Need Not Be Disclosed
- Non-material information that does not have any weightage over the consumer’s policy.
- Internal underwriting or other processes that are irrelevant to the consumer.
- Confidential or competitive business strategies.
- Information is protected by confidentiality or privacy laws.
Examples
Now that the theoretical aspects of the duty of disclosure insurance are well-established, it is equally important to discuss the concept's practical application through the examples below.
Example #1
Michael applied for health insurance with one of the leading insurance companies in his state. He provided all relevant information on the application form. Since he was planning to quit smoking, he chose not to mention that he was a regular smoker on the application.
However, he could not quit smoking. Subsequently, when he got ill and multiple tests were conducted, it was determined that there were significant traces of nicotine and signs of smoking in his lungs and esophagus. Since this information directly affects the insurance risk, Michael’s coverage was canceled per the company’s insurance policy.
Example #2
Insurance is one of the most important investments an individual makes in their lifetime. It is critical to ensure that all relevant information is provided accurately. About 25% of health insurance claims are rejected by insurance companies because the insured does not declare a pre-existing illness. Another 25% of claims are rejected as insured individuals need to be informed about coverage terms.
Another primary reason 16% of claims are rejected is that policyholders have yet to respond to inquiries raised by the insurance company. In the first two quarters of the financial year 2023-2024, PolicyBazaar, a prominent insurance company in India, rejected about 30,000 claims on the grounds mentioned above.

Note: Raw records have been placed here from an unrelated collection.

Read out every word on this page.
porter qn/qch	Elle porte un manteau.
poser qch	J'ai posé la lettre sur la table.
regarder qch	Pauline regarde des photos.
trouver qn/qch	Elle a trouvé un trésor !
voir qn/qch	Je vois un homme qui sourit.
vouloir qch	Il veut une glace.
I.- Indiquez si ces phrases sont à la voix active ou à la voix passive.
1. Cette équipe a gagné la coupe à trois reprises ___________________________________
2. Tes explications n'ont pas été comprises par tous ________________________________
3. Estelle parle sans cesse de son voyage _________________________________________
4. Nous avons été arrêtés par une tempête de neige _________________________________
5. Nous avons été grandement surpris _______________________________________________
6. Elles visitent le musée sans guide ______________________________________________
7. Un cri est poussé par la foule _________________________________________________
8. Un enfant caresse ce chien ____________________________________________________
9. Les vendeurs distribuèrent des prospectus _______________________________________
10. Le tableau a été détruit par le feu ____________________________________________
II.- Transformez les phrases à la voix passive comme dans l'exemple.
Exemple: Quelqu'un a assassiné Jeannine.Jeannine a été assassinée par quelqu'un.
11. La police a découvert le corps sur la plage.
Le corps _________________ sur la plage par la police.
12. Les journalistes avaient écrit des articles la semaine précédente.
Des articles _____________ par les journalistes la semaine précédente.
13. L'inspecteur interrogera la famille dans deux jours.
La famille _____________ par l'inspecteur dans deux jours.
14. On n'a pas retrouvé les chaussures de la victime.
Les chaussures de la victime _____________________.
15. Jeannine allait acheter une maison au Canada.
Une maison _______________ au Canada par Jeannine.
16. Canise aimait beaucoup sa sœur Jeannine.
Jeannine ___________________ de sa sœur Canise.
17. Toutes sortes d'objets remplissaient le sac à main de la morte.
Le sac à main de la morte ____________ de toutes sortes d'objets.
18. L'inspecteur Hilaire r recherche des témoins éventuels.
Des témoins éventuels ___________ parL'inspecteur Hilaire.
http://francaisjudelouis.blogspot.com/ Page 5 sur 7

Implications For A Failure To Disclose – Non-disclosure
The implications or consequences of not declaring vital information largely depend on the type of contract or agreement and who has lapsed in their duty to declare the same (Consumer or Non-Consumer). The implications in both cases are discussed below.
For Consumer
- Insurers might cancel the policy if the information concealed is critical, such as pre-existing health conditions or risky lifestyle or habit.
- Intentional non-disclosure can lead to legal and financial liability and, therefore, affect an individual's prospects of getting insurance.
- It may result in the claim being rejected or denied. As a result, they might not receive financial coverage and assistance when they need it most.
- In a few cases, insurers may disburse only partial payments if they learn of the non-disclosure after a claim is filed.
For Non-Consumer
- Consumers might opt for legal action if they feel like the insurer has not provided them with crucial information about exclusions, terms, or coverage.
- They may be subject to significant fines by regulatory bodies for non-disclosure.
- Disputes arising due to insufficient disclosure can significantly affect customer satisfaction and long-term growth.
- Non-disclosure of relevant and essential information may lead to distrust among consumers, which can result in the company losing market share.
Importance
This article has multiple instances of the vitality of the duty of disclosure insurance. However, the section below concentrates on specific points.
- It ensures that all relevant and necessary information is known to all parties involved. Therefore, there is mutual trust and transparency between consumers and service providers.
- It provides parties with all information that is necessary to make a decision.
- When relevant information is disclosed, the risks of regulatory penalties, contract voidance, and lawsuits are significantly reduced.
- It acts as a safety net for both consumers and businesses. Consumers are safeguarded from exploitation, and businesses can avoid paying for fraudulent claims.
- These disclosures are often required by regulatory authorities. Therefore, complying with these requirements helps them stay aligned with industry standards.